In the meantime, Google still rules the roost, and it’s unlikely that Twitter will compete directly any time soon, based on one simple fact: “Very little of Twitter usage is search,” emphasizes Mahesh Murthy at the Wall Street Journal

And where it counts, Google is still firing on all cylinders: “Google never really stopped growing during the recessionary downturn that claimed most of its online advertising rivals,” writes Rick Aristotle Munarriz at the Motley Fool investment site. “With sentiment improving, why would it buckle now? That’s right — the world’s leading search engine delivered another monster quarter.

“Revenue before traffic acquisition costs soared 24% to $5.06 billion. The bottom line grew even faster, with non-GAAP earnings surging 31% to $6.76 a share. Analysts figured that Google would earn just $6.60 a share without cracking the $5 billion revenue mark, but then, they’ve been serial lowballers. Google has topped Wall Street estimates in each of the past seven quarters. … Good news turns into great news when one considers that Google’s number of paid clicks rose by 15% during the period.” (The Motley Fool article does point out some potential pitfalls in Google’s future, however. It’s an interesting read; check it out here.)
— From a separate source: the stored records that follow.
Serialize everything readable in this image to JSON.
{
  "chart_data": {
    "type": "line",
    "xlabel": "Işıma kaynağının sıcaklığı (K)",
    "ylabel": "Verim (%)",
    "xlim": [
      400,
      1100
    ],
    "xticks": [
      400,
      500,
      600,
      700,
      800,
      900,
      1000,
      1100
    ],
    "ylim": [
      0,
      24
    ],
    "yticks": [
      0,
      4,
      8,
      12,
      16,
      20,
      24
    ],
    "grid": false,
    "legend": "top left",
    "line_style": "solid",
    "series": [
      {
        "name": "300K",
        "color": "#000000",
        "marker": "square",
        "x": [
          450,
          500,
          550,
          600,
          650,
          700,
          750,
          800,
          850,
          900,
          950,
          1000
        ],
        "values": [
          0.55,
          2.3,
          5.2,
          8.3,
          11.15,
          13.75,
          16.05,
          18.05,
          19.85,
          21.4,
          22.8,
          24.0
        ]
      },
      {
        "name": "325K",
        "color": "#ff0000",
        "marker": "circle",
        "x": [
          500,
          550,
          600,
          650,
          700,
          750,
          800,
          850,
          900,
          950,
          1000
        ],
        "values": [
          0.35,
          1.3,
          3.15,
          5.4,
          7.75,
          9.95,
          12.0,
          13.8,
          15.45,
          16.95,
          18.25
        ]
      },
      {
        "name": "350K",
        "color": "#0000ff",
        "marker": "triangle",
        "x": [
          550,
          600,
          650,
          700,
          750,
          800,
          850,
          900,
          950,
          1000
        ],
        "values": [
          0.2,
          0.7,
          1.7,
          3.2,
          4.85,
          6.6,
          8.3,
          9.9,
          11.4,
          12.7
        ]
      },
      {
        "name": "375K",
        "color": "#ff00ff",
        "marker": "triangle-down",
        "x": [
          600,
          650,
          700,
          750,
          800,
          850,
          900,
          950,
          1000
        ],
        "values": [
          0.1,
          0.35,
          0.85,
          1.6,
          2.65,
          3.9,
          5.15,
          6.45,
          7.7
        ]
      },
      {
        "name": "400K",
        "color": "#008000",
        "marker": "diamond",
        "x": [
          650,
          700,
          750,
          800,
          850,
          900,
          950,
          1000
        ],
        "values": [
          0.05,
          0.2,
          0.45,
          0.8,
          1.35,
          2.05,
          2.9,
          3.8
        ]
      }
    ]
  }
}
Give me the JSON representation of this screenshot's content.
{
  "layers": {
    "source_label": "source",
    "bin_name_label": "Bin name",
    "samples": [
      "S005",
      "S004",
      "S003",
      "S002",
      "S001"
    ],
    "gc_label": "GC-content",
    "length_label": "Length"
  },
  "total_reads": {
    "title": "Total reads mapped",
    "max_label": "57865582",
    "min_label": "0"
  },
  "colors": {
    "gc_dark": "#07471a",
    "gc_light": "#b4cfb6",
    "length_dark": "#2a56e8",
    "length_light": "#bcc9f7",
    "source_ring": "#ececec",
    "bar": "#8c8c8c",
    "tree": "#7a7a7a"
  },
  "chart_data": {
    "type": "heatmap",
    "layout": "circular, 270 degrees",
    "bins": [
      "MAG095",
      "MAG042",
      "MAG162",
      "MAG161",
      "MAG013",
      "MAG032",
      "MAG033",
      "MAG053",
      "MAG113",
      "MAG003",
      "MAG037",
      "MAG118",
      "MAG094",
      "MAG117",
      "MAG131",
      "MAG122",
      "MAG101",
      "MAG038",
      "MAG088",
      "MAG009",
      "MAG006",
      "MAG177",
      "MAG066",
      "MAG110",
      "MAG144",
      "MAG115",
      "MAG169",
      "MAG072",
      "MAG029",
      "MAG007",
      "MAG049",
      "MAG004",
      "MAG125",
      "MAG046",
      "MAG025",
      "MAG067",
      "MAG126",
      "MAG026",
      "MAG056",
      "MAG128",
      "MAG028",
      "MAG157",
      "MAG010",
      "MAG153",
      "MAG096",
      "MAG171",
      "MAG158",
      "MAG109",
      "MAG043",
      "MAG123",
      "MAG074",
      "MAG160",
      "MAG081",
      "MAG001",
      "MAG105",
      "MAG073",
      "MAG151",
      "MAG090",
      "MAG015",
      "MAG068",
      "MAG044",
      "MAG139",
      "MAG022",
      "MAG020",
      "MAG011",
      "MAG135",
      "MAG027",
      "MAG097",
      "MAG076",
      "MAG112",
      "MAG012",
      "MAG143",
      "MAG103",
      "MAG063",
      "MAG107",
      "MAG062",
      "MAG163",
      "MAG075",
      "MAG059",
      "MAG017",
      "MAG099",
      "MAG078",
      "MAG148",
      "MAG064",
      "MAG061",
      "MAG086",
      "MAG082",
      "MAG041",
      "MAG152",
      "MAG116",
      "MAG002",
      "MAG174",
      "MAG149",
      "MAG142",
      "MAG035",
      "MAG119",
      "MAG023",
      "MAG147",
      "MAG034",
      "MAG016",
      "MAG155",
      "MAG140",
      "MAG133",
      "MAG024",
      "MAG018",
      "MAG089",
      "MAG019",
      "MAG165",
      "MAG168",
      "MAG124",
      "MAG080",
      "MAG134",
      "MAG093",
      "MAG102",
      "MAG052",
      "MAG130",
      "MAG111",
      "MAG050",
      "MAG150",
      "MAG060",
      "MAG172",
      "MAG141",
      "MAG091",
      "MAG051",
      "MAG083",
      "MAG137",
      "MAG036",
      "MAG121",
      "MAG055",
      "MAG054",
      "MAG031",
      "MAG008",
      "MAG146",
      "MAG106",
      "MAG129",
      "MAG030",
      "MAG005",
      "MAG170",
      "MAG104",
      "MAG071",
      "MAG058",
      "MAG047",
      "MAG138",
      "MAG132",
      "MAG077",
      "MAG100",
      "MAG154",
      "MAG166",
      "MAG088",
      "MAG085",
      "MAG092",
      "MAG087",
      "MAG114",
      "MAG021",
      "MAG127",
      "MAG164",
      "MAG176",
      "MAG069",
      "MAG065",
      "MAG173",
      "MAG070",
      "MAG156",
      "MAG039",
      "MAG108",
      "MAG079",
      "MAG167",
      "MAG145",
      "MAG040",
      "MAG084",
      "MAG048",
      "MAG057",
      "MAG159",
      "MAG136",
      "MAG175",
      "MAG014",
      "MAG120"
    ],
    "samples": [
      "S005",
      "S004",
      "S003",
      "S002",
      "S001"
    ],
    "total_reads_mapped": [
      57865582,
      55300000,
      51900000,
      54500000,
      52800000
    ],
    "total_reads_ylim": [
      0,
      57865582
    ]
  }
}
The result of all this competition is a confusing netscape for online marketing and affiliate webmasters. Can one really be expected to stay on top of all these social media platforms, in the hopes of connecting with the one that’ll eventually come out on top? Is it really of value to spend hours networking on these social media sites? Opinions vary (although they usually lean toward “yes”), but what we’re seeing here is natural market forces, and if nothing else, it’ll be interesting to see where all this winds up in a few years. (One thing seems to be certain, though: Yahoo is continuing to bungle its chances of keeping up with the big guys.)